Lolita Astolfi (Ahora, 1-2-1936)

Durante su estancia en el Calderón también actuó en la gran fiesta lírica de la Asociación de la Prensa. Con Pablo Sorozábal al frente de la orquesta, bailó dos danzas: el preludio del cuarto acto de Carmen y el pasacalle de la zarzuela La del manojo de rosas. “¡Qué prodigio de armonía y ritmo el de esta bailarina! ¡Qué talento en el arte de tocar las castañuelas y en de dibujar curvas airosas con el cuerpo! Lolita Astolfi y el maestro Sorozábal escucharon una gran ovación” (ABC, 31-1-1936).
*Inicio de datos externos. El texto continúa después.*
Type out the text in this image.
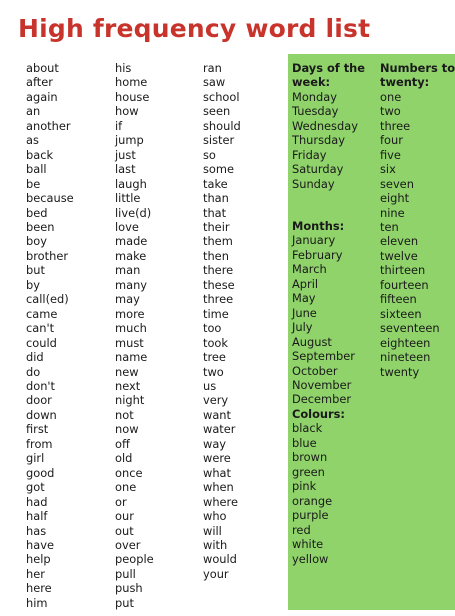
High frequency word list
about
after
again
an
another
as
back
ball
be
because
bed
been
boy
brother
but
by
call(ed)
came
can't
could
did
do
don't
door
down
first
from
girl
good
got
had
half
has
have
help
her
here
him
his
home
house
how
if
jump
just
last
laugh
little
live(d)
love
made
make
man
many
may
more
much
must
name
new
next
night
not
now
off
old
once
one
or
our
out
over
people
pull
push
put
ran
saw
school
seen
should
sister
so
some
take
than
that
their
them
then
there
these
three
time
too
took
tree
two
us
very
want
water
way
were
what
when
where
who
will
with
would
your
Days of the
week:
Monday
Tuesday
Wednesday
Thursday
Friday
Saturday
Sunday
Numbers to
twenty:
one
two
three
four
five
six
seven
eight
nine
ten
eleven
twelve
thirteen
fourteen
fifteen
sixteen
seventeen
eighteen
nineteen
twenty
Months:
January
February
March
April
May
June
July
August
September
October
November
December
Colours:
black
blue
brown
green
pink
orange
purple
red
white
yellow
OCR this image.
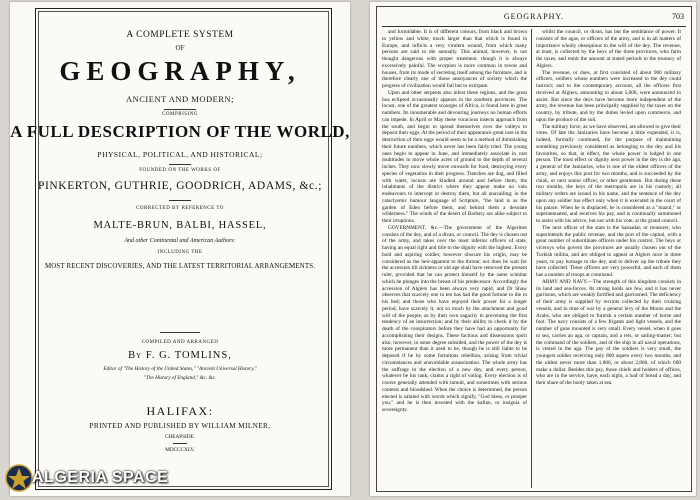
A COMPLETE SYSTEM
OF
GEOGRAPHY,
ANCIENT AND MODERN;
COMPRISING
A FULL DESCRIPTION OF THE WORLD,
PHYSICAL, POLITICAL, AND HISTORICAL;
FOUNDED ON THE WORKS OF
PINKERTON, GUTHRIE, GOODRICH, ADAMS, &c.;
CORRECTED BY REFERENCE TO
MALTE-BRUN, BALBI, HASSEL,
And other Continental and American Authors:
INCLUDING THE
MOST RECENT DISCOVERIES, AND THE LATEST TERRITORIAL ARRANGEMENTS.
COMPILED AND ARRANGED
BY F. G. TOMLINS,
Editor of "The History of the United States," "Ancient Universal History,"
"The History of England," &c. &c.
HALIFAX:
PRINTED AND PUBLISHED BY WILLIAM MILNER,
CHEAPSIDE.
MDCCCXLV.
GEOGRAPHY.	703

and formidable. It is of different colours, from black and brown to yellow and white, much larger than that which is found in Europe, and inflicts a very virulent wound, from which many persons are said to die annually. This animal, however, is not thought dangerous with proper treatment, though it is always excessively painful. The scorpion is more common in towns and houses, from its mode of secreting itself among the furniture, and is therefore clearly one of those annoyances of society which the progress of civilization would fail but to extirpate.

Upon and other serpents also infest these regions, and the great boa eclipsed occasionally appears in the southern provinces. The locust, one of the greatest scourges of Africa, is found here in great numbers. Its innumerable and devouring journeys no human efforts can impede. In April or May these voracious insects approach from the south, and begin to spread themselves over the valleys to deposit their eggs. At the period of their appearance great care in the destruction of their eggs would seem to be a method of diminishing their future numbers, which never has been fairly tried. The young ones begin to appear in June, and immediately associate in vast multitudes to move whole acres of ground to the depth of several inches. They now slowly move onwards for food, destroying every species of vegetation in their progress. Trenches are dug, and filled with water, locusts are kindled around and before them, the inhabitants of the district where they appear make no vain endeavours to intercept or destroy them, but all unavailing; in the cataclysmic humour language of Scripture, "the land is as the garden of Eden before them, and behind them a desolate wilderness." The winds of the desert of Barbary are alike subject to their irruptions.

GOVERNMENT, &c.—The government of the Algerines consists of the dey, and of a divan, or council. The dey is chosen out of the army, and takes over the most inferior officers of state, having an equal right and title to the dignity with the highest. Every bold and aspiring soldier, however obscure his origin, may be considered as the heir-apparent to the throne; nor does he wait for the accession till sickness or old age shall have removed the present ruler, provided that he can protect himself by the same scimitar which he plunges into the breast of his predecessor. Accordingly the accession of Algiers has been always very rapid, and Dr Shaw observes that scarcely one in ten has had the good fortune to die in his bed; and those who have enjoyed their power for a longer period, have scarcely it, not so much by the attachment and good will of the people, as by their own sagacity in preventing the first tendency of an insurrection; and by their ability to check it by the death of the conspirators before they have had an opportunity for accomplishing their designs. These factious and dissensions spirit also, however, in some degree subsided, and the power of the dey is more permanent than it used to be, though he is still liable to be deposed if he by some fortuitous rebellion, arising from trivial circumstances and unavoidable assassination. The whole army has the suffrage in the election of a new dey, and every person, whatever be his rank, claims a right of voting. Every election is of course generally attended with tumult, and sometimes with serious contests and bloodshed. When the choice is determined, the person elected is saluted with words which signify, "God bless, or prosper you," and he is then invested with the kaftan, or insignia of sovereignty.

whilst the council, or divan, has but the semblance of power. It consists of the agas, or officers of the army, and is in all matters of importance wholly obsequious to the will of the dey. The revenue, at least, is collected by the beys of the three provinces, who farm the taxes, and remit the amount at stated periods to the treasury of Algiers.

The revenue, or dues, at first consisted of about 900 military officers, soldiers whose numbers were increased to the dey could instruct; and to the contemporary account, all the officers first received at Algiers, amounting to about 5,000, were announced to assist. But since the deys have become more independent of the army, the revenue has been principally supplied by the taxes on the country, by tribute, and by the duties levied upon commerce, and upon the produce of the soil.

The military force, as we have observed, are allowed to give their votes. Of late the Janizaries have become a little expended, it is, indeed, formally continued, for the purpose of maintaining something previously considered as belonging to the dey and his favourites, so that, in effect, the whole power is lodged in one person. The most effect or dignity next power in the dey is the aga, a general of the Janizaries, who is one of the eldest officers of the army, and enjoys this post for two months, and is succeeded by the chiah, or next senior officer, or other gentlemen. But during these two months, the keys of the metropolis are in his custody; all military orders are issued in his name, and the sentence of the dey upon any soldier has effect only when it is executed in the court of his palace. When he is displaced, he is considered as a "mazul," or superannuated, and receives his pay, and is continually summoned to assist with his advice, but not with his vote, at the grand council.

The next officer of the state is the hasnadar, or treasurer, who superintends the public revenue, and the port of the capital, with a great number of subordinate officers under his control. The beys or viceroys who govern the provinces are usually chosen out of the Turkish militia, and are obliged to appear at Algiers once in three years, to pay homage to the dey, and to deliver up the tribute they have collected. These officers are very powerful, and each of them has a number of troops at command.

ARMY AND NAVY.—The strength of this kingdom consists in its land and sea-forces. Its strong holds are few, and it has never garrisons, which are weakly fortified and garrisoned. The deficiency of their army is supplied by recruits collected by their cruising vessels, and in time of war by a general levy of the Moors and the Arabs, who are obliged to furnish a certain number of horse and foot. The navy consists of a few frigates and light vessels, and the number of guns mounted is very small. Every vessel, when it goes to sea, carries an aga, or captain, and a reis, or sailing-master; but the command of the soldiers, and of the ship in all naval operations, is vested in the aga. The pay of the soldiers is very small, the youngest soldier receiving only 800 aspers every two months, and the oldest never more than 1,800, or about 2,800, of which 600 make a dollar. Besides this pay, those chiefs and holders of offices, who are in the service, have, each night, a loaf of bread a day, and their share of the booty taken at sea.

ALGERIA SPACE
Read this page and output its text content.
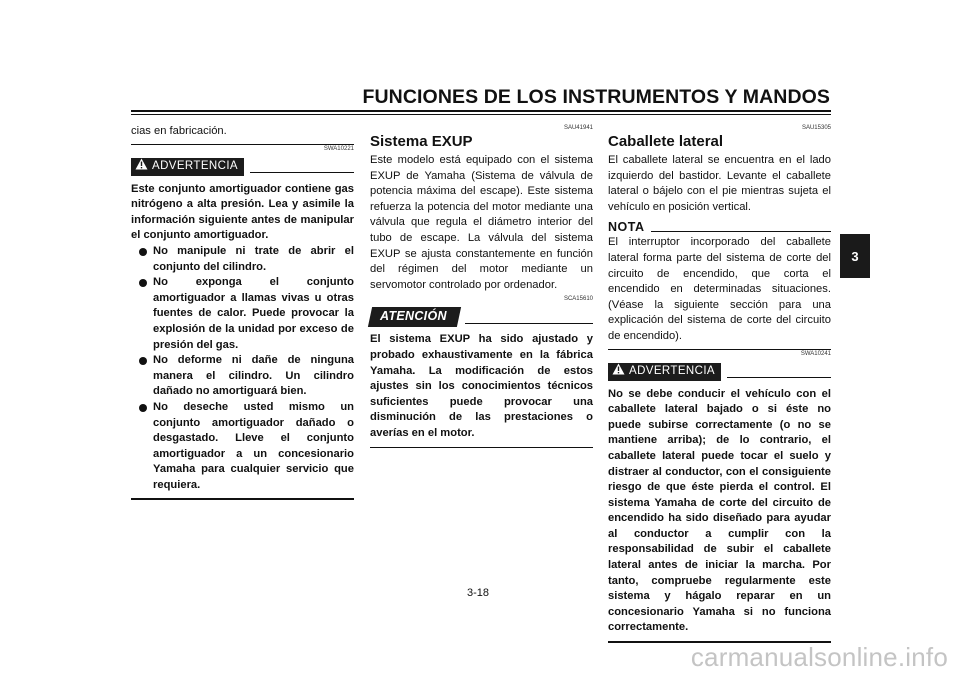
FUNCIONES DE LOS INSTRUMENTOS Y MANDOS
3
cias en fabricación.
SWA10221
ADVERTENCIA
Este conjunto amortiguador contiene gas nitrógeno a alta presión. Lea y asimile la información siguiente antes de manipular el conjunto amortiguador.
No manipule ni trate de abrir el conjunto del cilindro.
No exponga el conjunto amortiguador a llamas vivas u otras fuentes de calor. Puede provocar la explosión de la unidad por exceso de presión del gas.
No deforme ni dañe de ninguna manera el cilindro. Un cilindro dañado no amortiguará bien.
No deseche usted mismo un conjunto amortiguador dañado o desgastado. Lleve el conjunto amortiguador a un concesionario Yamaha para cualquier servicio que requiera.
SAU41941
Sistema EXUP
Este modelo está equipado con el sistema EXUP de Yamaha (Sistema de válvula de potencia máxima del escape). Este sistema refuerza la potencia del motor mediante una válvula que regula el diámetro interior del tubo de escape. La válvula del sistema EXUP se ajusta constantemente en función del régimen del motor mediante un servomotor controlado por ordenador.
SCA15610
ATENCIÓN
El sistema EXUP ha sido ajustado y probado exhaustivamente en la fábrica Yamaha. La modificación de estos ajustes sin los conocimientos técnicos suficientes puede provocar una disminución de las prestaciones o averías en el motor.
SAU15305
Caballete lateral
El caballete lateral se encuentra en el lado izquierdo del bastidor. Levante el caballete lateral o bájelo con el pie mientras sujeta el vehículo en posición vertical.
NOTA
El interruptor incorporado del caballete lateral forma parte del sistema de corte del circuito de encendido, que corta el encendido en determinadas situaciones. (Véase la siguiente sección para una explicación del sistema de corte del circuito de encendido).
SWA10241
ADVERTENCIA
No se debe conducir el vehículo con el caballete lateral bajado o si éste no puede subirse correctamente (o no se mantiene arriba); de lo contrario, el caballete lateral puede tocar el suelo y distraer al conductor, con el consiguiente riesgo de que éste pierda el control. El sistema Yamaha de corte del circuito de encendido ha sido diseñado para ayudar al conductor a cumplir con la responsabilidad de subir el caballete lateral antes de iniciar la marcha. Por tanto, compruebe regularmente este sistema y hágalo reparar en un concesionario Yamaha si no funciona correctamente.
3-18
carmanualsonline.info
Asimismo, durante los primeros meses del año 1936 trabajó en dos nuevas películas producidas por CIFESA. La reina mora, basada en la zarzuela homónima con libreto de los Álvarez Quintero y partitura de José Serrano, fue dirigida por Eusebio Fernández Ardavín, y protagonizada por María Arias, Raquel Rodrigo, Pedro Terol y José Gil. La Astolfi interpretaba “una danza nueva, original, de puro sabor árabe” (Cine Sparta, 28-3-1936), para la cual se había inspirado durante su reciente viaje por el norte de África. La cinta fue estrenada en octubre de 1937.

Lolita Astolfi en El genio alegre

Lolita Astolfi en El genio alegre

En El genio alegre, también a partir de una obra de los Álvarez Quintero, Lolita no sólo se mostró “genial como bailarina” sino que además fue una auténtica “revelación como actriz” (Cinegramas, 19-7-1936). Concha Catalá, Antonio Vico, Leocadia Alba y Rosita Díaz fueron algunos de sus compañeros de reparto, bajo la dirección de Fernando Delgado.

El estallido de la guerra civil obligó a parar el rodaje en exteriores, que sólo pudo ser retomado tras el fin de la contienda. El filme se estrenó en diciembre de 1939, demasiado tarde para Lolita Astolfi, que había fallecido en San Sebastián el último día de 1938 a consecuencia de un shock operatorio.